ANALYSIS
AS the UK Government’s Brexit strategy lurches from farce to crisis it is worth reflecting on the record of the former Prime Minister, whose decisions have led the country to a potentially ruinous "no deal" departure from the EU.
David Cameron quit Downing Street within days of finding himself on the losing side of the 2016 referendum and has barely been seen since. How will history judge his six-year tenure?
Political leaders are obsessed with their legacy. Dick Morris, who advised Bill Clinton in the 1990s, recounted a chat with his ex-boss about what it took to be considered a great president. Clinton was disappointed to hear he only had a shot at the “second tier”, which he never made.
Grading the 14 individuals who have entered and left Downing Street since the Second World War is not an easy task. Reaching agreed criteria is impossible and judgments tend to be clouded by ideological preferences. But here goes.
Leaders in the “tier one” category are Prime Ministers who were able to push through radical changes which were subsequently accepted by voters and the Opposition.
Two PMs stand out: Clement Attlee, whose administration gave the country a welfare state and the NHS; and Margaret Thatcher, whose economic reforms fundamentally changed the UK. You do not have to agree with either figure to accept they were transformative leaders.
Edward Heath can lay claim to being in the second tier. Despite getting kicked out of office after one term, the “Grocer” was determined to take Britain into the European Economic Community, an ambition he achieved.

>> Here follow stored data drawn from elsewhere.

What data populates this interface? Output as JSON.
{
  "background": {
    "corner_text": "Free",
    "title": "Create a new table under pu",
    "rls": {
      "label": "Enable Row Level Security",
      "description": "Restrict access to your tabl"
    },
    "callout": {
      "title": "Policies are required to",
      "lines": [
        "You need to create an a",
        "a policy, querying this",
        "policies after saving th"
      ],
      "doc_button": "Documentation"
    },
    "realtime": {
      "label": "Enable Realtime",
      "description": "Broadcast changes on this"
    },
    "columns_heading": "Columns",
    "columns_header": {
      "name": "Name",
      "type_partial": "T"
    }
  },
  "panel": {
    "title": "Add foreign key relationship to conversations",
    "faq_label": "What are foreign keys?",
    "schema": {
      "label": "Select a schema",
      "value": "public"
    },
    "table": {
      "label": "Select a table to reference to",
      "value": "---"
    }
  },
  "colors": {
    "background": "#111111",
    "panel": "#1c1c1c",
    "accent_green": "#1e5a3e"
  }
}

Tony Blair is a middle rung Prime Minister. His Government made substantial progress in reducing poverty, strengthening public services and reforming the constitution, but Iraq knocked him down. Tory Harold Macmillan, who watched the shop as Prime Minister for six years, and Labour’s Harold Wilson, are also at this level.

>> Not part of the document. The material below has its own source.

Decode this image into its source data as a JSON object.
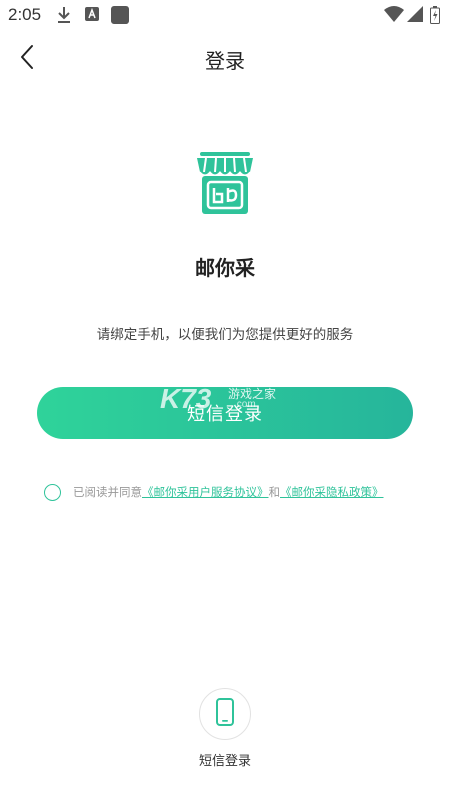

Then you have the “fag end” PMs, those leaders who either seemed at the mercy of events, or were destined to lose elections. Gordon Brown is a good example, as was Jim Callaghan and the hapless John Major. Churchill’s short stint in the early fifties was also unmemorable.

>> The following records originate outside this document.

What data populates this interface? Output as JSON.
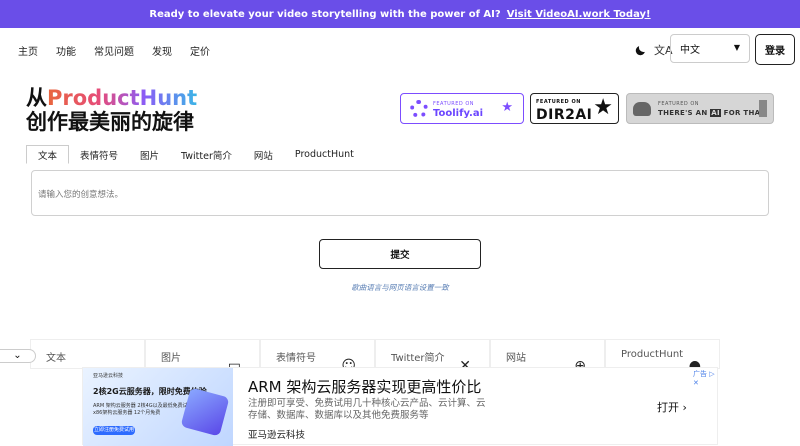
{
  "banner": {
    "text": "Ready to elevate your video storytelling with the power of AI?",
    "link": "Visit VideoAI.work Today!"
  },
  "nav": {
    "links": [
      "主页",
      "功能",
      "常见问题",
      "发现",
      "定价"
    ],
    "language": "中文",
    "login": "登录"
  },
  "hero": {
    "line1_prefix": "从",
    "line1_highlight": "ProductHunt",
    "line2": "创作最美丽的旋律"
  },
  "badges": {
    "toolify": {
      "small": "FEATURED ON",
      "name": "Toolify.ai"
    },
    "dir2ai": {
      "small": "FEATURED ON",
      "name": "DIR2AI"
    },
    "theresanai": {
      "small": "FEATURED ON",
      "name_pre": "THERE'S AN",
      "name_ai": "AI",
      "name_post": "FOR THAT"
    }
  },
  "tabs": [
    "文本",
    "表情符号",
    "图片",
    "Twitter简介",
    "网站",
    "ProductHunt"
  ],
  "input": {
    "placeholder": "请输入您的创意想法。"
  },
  "submit_label": "提交",
  "hint": "歌曲语言与网页语言设置一致",
  "cards": [
    {
      "label": "文本"
    },
    {
      "label": "图片",
      "icon": "image-icon"
    },
    {
      "label": "表情符号",
      "icon": "smile-icon"
    },
    {
      "label": "Twitter简介",
      "icon": "x-icon"
    },
    {
      "label": "网站",
      "icon": "globe-icon"
    },
    {
      "label": "ProductHunt",
      "icon": "producthunt-icon"
    }
  ],
  "ad": {
    "img_l1": "亚马逊云科技",
    "img_l2": "2核2G云服务器，限时免费体验",
    "img_l3": "ARM 架构云服务器 2核4G以及最低免费试用",
    "img_l3b": "x86架构云服务器 12个月免费",
    "img_btn": "立即注册免费试用",
    "title": "ARM 架构云服务器实现更高性价比",
    "desc": "注册即可享受、免费试用几十种核心云产品、云计算、云存储、数据库、数据库以及其他免费服务等",
    "brand": "亚马逊云科技",
    "cta": "打开",
    "mark": "广告"
  },
  "colors": {
    "banner": "#6a4ee8",
    "accent_purple": "#7c4dff",
    "hint": "#5a7fb5"
  }
}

The stragglers are at the bottom. Tory Alec Douglas-Home was a nonentity and departed after less than a year. Anthony Eden’s inglorious spell in charge was scarred by the Suez Crisis.
Cameron should fear the wrath of history. He had six years in office – longer than Attlee and Heath – but his legacy will be defined by leaving the EU, a move he feared would be a disaster.
Consider why this happened. Other than for political obsessives on the right, an in/out referendum was only cited as a priority by a tiny proportion of voters. Cameron foisted a trainspotter issue that divided his party onto the whole country.
And during the referendum, when Boris Johnson and Michael Gove made outlandish claims about the so-called Brexit dividend, he kept quiet for fear of splitting the Tories. At all times, Cameron put party above country.
Danny Dyer, an actor in EastEnders, summed up our reclusive former Prime Minister: “Where is he? He’s in Europe, in Nice with his trotters up. Where is the geezer? I think he should be held accountable for it. T**t.”
Cameron was an effective opposition leader who took his party into power for the first time this century. For that the Tories should be grateful. But a three star MP became a one star Prime Minister. At least Douglas-Home didn’t do any damage.